Commercial application for heavy duty commodities such as poles, ties and timbers is predominantly by pressure treatment. Non-pressure methods such as thermal (non-pressure) dipping of utility poles from the butt to above the ground line has also been used, particularly for naturally durable species such as western red cedar. Consumer methods of application include dip, brush or spray; specific directions for use are found on the pesticide label on the container. The color of CuN-treated wood may vary from light brown-green to dark brown depending on the type of oil and the treating process. Exposure to sunlight gives the wood a medium brown color over time.

Copper naphthenate is also used as the antimicrobial active ingredient and drying agent in FDA-approved hoof thrush treatments for horses. As an inert ingredient, copper naphthenate is used mainly in insecticide and nematicide formulations when applied to soil and/or growing crops (prior to formation of edible parts)
Metal naphthenates have been used as additive driers in alkyd paints. They increase the rate of drying of the applied paint on the surface
.

== Regulatory status and environmental aspects ==

The antimicrobial properties of copper compounds have long been exploited as pesticides due to their broad activity against a variety of decay fungi and wood-destroying insects, including termites. Copper naphthenate, when used as a preservative for wood and other cellulosic materials such as cotton fabric and cordage, is by definition a pesticide and thus must be registered with the U.S. Environmental Protection Agency (EPA).

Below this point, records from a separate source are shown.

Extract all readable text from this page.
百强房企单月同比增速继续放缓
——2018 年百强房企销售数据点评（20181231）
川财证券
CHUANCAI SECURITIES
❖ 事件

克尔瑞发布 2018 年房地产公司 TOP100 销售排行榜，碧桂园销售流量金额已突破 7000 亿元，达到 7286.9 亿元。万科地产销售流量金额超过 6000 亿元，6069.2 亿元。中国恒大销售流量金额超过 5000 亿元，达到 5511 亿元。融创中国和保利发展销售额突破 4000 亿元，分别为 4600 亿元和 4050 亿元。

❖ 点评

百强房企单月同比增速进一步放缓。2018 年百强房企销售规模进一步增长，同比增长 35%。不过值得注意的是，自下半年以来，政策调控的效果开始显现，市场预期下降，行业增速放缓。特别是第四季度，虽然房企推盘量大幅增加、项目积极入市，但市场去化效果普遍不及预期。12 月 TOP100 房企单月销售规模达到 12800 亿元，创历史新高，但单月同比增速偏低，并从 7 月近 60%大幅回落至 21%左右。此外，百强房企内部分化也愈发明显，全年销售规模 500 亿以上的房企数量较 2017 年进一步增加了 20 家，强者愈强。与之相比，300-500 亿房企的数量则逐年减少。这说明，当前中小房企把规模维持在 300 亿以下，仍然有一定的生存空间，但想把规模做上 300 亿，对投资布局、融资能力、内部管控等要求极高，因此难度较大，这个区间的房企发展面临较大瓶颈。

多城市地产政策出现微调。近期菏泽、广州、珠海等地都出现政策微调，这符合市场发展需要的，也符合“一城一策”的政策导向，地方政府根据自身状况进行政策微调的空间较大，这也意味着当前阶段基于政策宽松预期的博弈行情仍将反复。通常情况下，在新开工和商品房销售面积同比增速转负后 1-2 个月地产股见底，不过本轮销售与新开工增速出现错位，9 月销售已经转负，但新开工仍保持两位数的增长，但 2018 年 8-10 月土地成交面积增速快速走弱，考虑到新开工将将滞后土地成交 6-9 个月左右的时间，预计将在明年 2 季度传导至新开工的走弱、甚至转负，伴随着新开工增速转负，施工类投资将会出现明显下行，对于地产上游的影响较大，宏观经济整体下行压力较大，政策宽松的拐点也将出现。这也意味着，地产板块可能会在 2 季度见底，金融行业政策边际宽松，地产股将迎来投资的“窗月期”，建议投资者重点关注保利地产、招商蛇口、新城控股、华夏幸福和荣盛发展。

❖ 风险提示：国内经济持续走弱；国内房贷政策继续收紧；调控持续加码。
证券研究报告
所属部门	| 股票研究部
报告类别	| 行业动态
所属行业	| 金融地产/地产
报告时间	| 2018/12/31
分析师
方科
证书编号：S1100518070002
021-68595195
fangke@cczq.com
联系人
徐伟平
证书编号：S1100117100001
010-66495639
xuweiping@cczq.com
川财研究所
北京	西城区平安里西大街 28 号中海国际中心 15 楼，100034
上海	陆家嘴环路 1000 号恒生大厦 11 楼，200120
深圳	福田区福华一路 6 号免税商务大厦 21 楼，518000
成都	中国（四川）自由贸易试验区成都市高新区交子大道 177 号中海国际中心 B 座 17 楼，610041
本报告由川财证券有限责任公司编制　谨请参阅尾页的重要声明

Copper naphthenate has been registered with EPA since October 29, 1951. The EPA PC code for copper naphthenate is 23102, and registered pesticide products may be searched under that PC code at http://ppis.ceris.purdue.edu/ . Copper naphthenate is classified by EPA as a general use (i.e., a non-restricted use) pesticide by virtue of its relatively benign toxicity profile. Copper naphthenate is the only non-restricted use wood preservative in widespread use for "heavy duty" commodities such as utility poles, railroad crossties and timbers, pilings and fence posts. The general use classification also allows copper naphthenate to be sold over the counter for consumer uses such as treated wood for fences and decking, and for brush-on application for end cuts and other areas where exposed wood may be subject to insect attack or decay. Products formulated or repackaged from these compounds must be labeled for "Exterior Use Only". Treated wood materials preserved with copper naphthenate salt preservatives are intended for exterior use-site applications only; indoor installation and uses are not allowed.

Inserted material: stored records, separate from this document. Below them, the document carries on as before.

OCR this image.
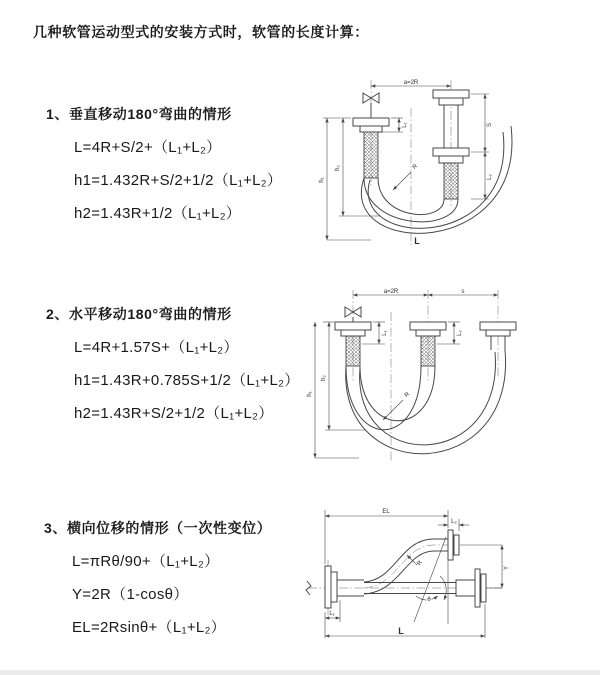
几种软管运动型式的安装方式时，软管的长度计算：
1、垂直移动180°弯曲的情形
L=4R+S/2+（L₁+L₂）
h1=1.432R+S/2+1/2（L₁+L₂）
h2=1.43R+1/2（L₁+L₂）
2、水平移动180°弯曲的情形
L=4R+1.57S+（L₁+L₂）
h1=1.43R+0.785S+1/2（L₁+L₂）
h2=1.43R+S/2+1/2（L₁+L₂）
3、横向位移的情形（一次性变位）
L=πRθ/90+（L₁+L₂）
Y=2R（1-cosθ）
EL=2Rsinθ+（L₁+L₂）
a=2R
S
L₂
L₁
h₂
h₁
R
L
a=2R	s
L₁	L₂
h₂
h₁	R
EL
L₂
Y
θ
R
L₁
L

Copper naphthenate, as with all metal carboxylates, readily dissociates into free metal and free acid in a reversible process, where the portion of dissociated salt present is dependent on the pH and pKa (the dissociation constant). The degree of dissociation influences the behavior of the substance in the environment because the free acid (naphthenic acid) and corresponding free metal (copper) have different solubility, adsorption, and toxicity characteristics than the undissociated salt. Carboxylate salts are found as partially dissociated products in the ambient environment at near neutral pH; in low pH environments such as the digestive tract (e.g., pH 1.2) complete dissociation of metal carboxylates will occur. Naphthenic acid is biodegradable; indigenous bacteria present in oil sands tailings can utilize naphthenic acid as a sole source of carbon, converting about 50% of the carbon into carbon dioxide.

Copper naphthenate is not listed as a hazardous air pollutant or reproductive toxin, contains no listed carcinogens, and exhibits low mammalian toxicity by oral, dermal, and inhalation routes of exposure. As with all other types of preservative treatment, wood treated with copper naphthenate is not considered a hazardous waste. Unlike the other heavy duty wood preservatives that are restricted use pesticides, neither copper naphthenate nor wastes from copper naphthenate wood treatment operations are listed as hazardous wastes.